The microbial process of turning starch and sugar into alcohol is known as fermentation. In addition to producing alcohol, fermentation can also be an effective method of preservation. Foods can become more pleasant and nutritious through fermentation. For instance, drinking water in the Middle Ages was risky since bacteria that may spread disease were frequently present. Any bacteria present in the water that can make people unwell are destroyed during the brewing process when water is turned into beer. Additionally, the nutrients from the barley and other ingredients are now present in the water, and when the microbes ferment, they can also make vitamins.
Freezing: One of the most popular methods for preserving a wide variety of foods, including prepared items that wouldn't have needed freezing in their unprepared state, is freezing. This method is employed both commercially and domestically. For example, potato waffles are stored in the freezer, but potatoes themselves require merely a cool dark spot to assure many months' preservation. Strategic food reserves are kept in cold depots for long-term, high-volume storage in several nations in case of a national emergency.
Pickling: The Dutch word "pekel" or "pókel," which in Northern German means "salt" or "brine," is where the name "pickle" originates. The Portuguese introduced vinegar to India and this method of preservation to Indians for the first time. The process of pickling involves preserving food in a palatable antibacterial liquid. Chemical pickling and fermentation pickling are the two basic categories into which pickling may be divided.
When food is chemically pickled, bacteria and other microbes are either inhibited or killed by an edible liquid. Brine, which is heavy in salt, vinegar, alcohol, and vegetable oil are common pickling ingredients. In many chemical pickling procedures, the item being preserved is heated or cooked in order to saturate it with the pickling ingredient. Cucumbers, peppers, along with a variety of mixed vegetables like piccalilli, are typical foods that are chemically preserved. In fermentation pickling, bacteria in the liquid create organic acids as preservation agents, usually by a process that generates lactic acid due to the presence of lactobacillales. The pickles that are fermented include surstromming, kimchi, nukazuke, and sauerkraut.
In Gujarat, people could pickle and preserve a number of foods that would otherwise spoil quickly. Today, pickles can be made with oil, vinegar, or salt. Lemons and mangoes are the most popular pickling ingredients in India. The raw mango chunks are cleaned, dried in the sun, and then seasoned with salt, turmeric, and oil to make the raw mango pickle. Later spices may be added, and mustard oil is used to preserve the pickle. The pickle has a long shelf life.
Salt and Sugar: Most foods were preserved using sugar, salt, or a combination of the two before the invention of industrial refrigeration.
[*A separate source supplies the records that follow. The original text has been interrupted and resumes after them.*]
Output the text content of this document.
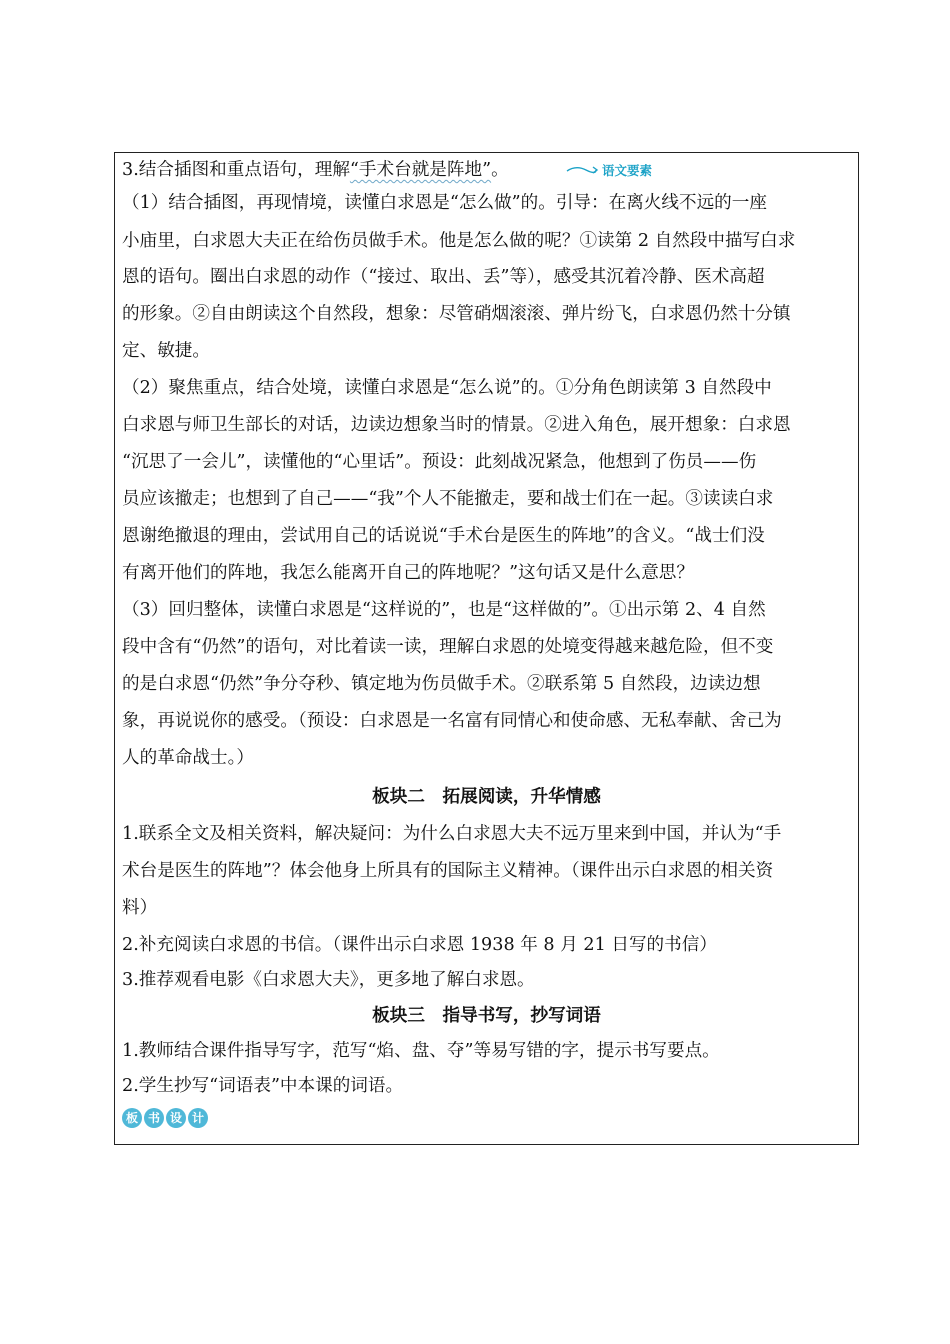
3.结合插图和重点语句，理解“手术台就是阵地”。	语文要素
（1）结合插图，再现情境，读懂白求恩是“怎么做”的。引导：在离火线不远的一座
小庙里，白求恩大夫正在给伤员做手术。他是怎么做的呢？①读第 2 自然段中描写白求
恩的语句。圈出白求恩的动作（“接过、取出、丢”等），感受其沉着冷静、医术高超
的形象。②自由朗读这个自然段，想象：尽管硝烟滚滚、弹片纷飞，白求恩仍然十分镇
定、敏捷。
（2）聚焦重点，结合处境，读懂白求恩是“怎么说”的。①分角色朗读第 3 自然段中
白求恩与师卫生部长的对话，边读边想象当时的情景。②进入角色，展开想象：白求恩
“沉思了一会儿”，读懂他的“心里话”。预设：此刻战况紧急，他想到了伤员——伤
员应该撤走；也想到了自己——“我”个人不能撤走，要和战士们在一起。③读读白求
恩谢绝撤退的理由，尝试用自己的话说说“手术台是医生的阵地”的含义。“战士们没
有离开他们的阵地，我怎么能离开自己的阵地呢？”这句话又是什么意思？
（3）回归整体，读懂白求恩是“这样说的”，也是“这样做的”。①出示第 2、4 自然
段中含有“仍然”的语句，对比着读一读，理解白求恩的处境变得越来越危险，但不变
的是白求恩“仍然”争分夺秒、镇定地为伤员做手术。②联系第 5 自然段，边读边想
象，再说说你的感受。（预设：白求恩是一名富有同情心和使命感、无私奉献、舍己为
人的革命战士。）
板块二　拓展阅读，升华情感
1.联系全文及相关资料，解决疑问：为什么白求恩大夫不远万里来到中国，并认为“手
术台是医生的阵地”？体会他身上所具有的国际主义精神。（课件出示白求恩的相关资
料）
2.补充阅读白求恩的书信。（课件出示白求恩 1938 年 8 月 21 日写的书信）
3.推荐观看电影《白求恩大夫》，更多地了解白求恩。
板块三　指导书写，抄写词语
1.教师结合课件指导写字，范写“焰、盘、夺”等易写错的字，提示书写要点。
2.学生抄写“词语表”中本课的词语。
板 书 设 计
Sugar and salt help preserve food by lowering the water content and preventing microbial development in meats, fruits, and vegetables. Jams and jellies are typical sugar-preserved foods, whereas salt cod, salt pork, corned beef, and bacon are typical salt-preserved meals.
Dry Roasting: Dry roast your food and store it in airtight containers if you need to make it last a long time. Ingredients like dalia and sooji can be kept pest-free and preserved by being dry-roasted.